Environmentalist Mohit Ray who has been championing the cause of disappearing water bodies in Kolkata, says the 2017 rules has “very much limited” the legal safeguard of the wetlands throughout the country as the rule is applicable only for (a) wetlands categorised as ‘wetlands of international importance’ under the Ramsar Convention and (b) wetlands as notified by the central government, state government and Union Territory administration.
“There are just 26 Ramsar convention recognised wetlands in India,” Ray told Mongabay-India. “Besides that, there are several millions of wetlands and water bodies but those will be no more protected unless notified by the central or state governments. The previous Rule 2010 gave protection to all those wetlands and water bodies even not notified by any authority. So the new rule will definitely help the land sharks to fill up the precious wetlands and water bodies.”
Secondly, for East Kolkata Wetland, the rules bring “disaster”, he said.
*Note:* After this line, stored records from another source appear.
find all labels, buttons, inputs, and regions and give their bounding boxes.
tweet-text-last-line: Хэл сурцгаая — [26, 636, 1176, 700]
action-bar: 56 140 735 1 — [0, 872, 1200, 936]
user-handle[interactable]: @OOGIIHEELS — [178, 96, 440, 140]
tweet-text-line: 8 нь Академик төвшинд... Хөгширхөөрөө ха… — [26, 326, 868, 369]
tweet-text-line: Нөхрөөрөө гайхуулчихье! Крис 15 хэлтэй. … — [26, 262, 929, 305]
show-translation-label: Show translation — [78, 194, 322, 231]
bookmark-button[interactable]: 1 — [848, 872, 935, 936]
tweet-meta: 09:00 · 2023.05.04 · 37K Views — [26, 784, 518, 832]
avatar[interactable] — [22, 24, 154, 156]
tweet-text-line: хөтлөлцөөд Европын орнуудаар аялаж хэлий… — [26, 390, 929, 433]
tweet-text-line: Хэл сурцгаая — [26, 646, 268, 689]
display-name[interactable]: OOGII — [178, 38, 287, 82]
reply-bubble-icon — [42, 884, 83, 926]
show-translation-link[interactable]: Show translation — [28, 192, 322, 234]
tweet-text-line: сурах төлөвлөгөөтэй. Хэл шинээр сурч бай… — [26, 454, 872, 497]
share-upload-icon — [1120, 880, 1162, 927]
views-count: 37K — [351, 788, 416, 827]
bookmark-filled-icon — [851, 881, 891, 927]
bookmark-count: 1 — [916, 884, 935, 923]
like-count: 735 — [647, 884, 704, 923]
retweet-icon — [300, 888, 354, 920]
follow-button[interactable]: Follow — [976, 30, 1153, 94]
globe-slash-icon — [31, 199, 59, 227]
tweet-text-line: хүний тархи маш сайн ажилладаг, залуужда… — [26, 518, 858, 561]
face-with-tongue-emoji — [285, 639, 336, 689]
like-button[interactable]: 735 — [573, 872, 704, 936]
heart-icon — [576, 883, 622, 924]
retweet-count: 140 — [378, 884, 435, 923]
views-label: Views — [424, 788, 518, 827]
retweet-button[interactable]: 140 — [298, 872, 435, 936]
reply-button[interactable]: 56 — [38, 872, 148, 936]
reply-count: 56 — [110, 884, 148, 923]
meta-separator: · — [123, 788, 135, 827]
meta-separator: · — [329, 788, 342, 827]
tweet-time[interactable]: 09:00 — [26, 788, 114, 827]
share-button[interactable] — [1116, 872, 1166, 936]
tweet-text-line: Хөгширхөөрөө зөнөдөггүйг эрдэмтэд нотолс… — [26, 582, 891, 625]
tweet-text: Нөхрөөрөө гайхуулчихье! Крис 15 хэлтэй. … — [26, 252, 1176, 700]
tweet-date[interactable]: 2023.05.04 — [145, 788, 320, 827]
“Section 4 (v) of the Rule 2017 says discharge of untreated wastes and effluents from industries, cities, towns, villages and other human settlements is not permitted in the wetland,” he added. :However, East Kolkata Wetland uses Kolkata city’s untreated wastewater for aquaculture in the wetlands and it is famous for such natural wastewater treatment. So the rule needs to be changed to include all types of wetlands and water bodies and also remove / edit Section 4 (v) of the Rule 2017.”
This artile first appeared on Mongabay.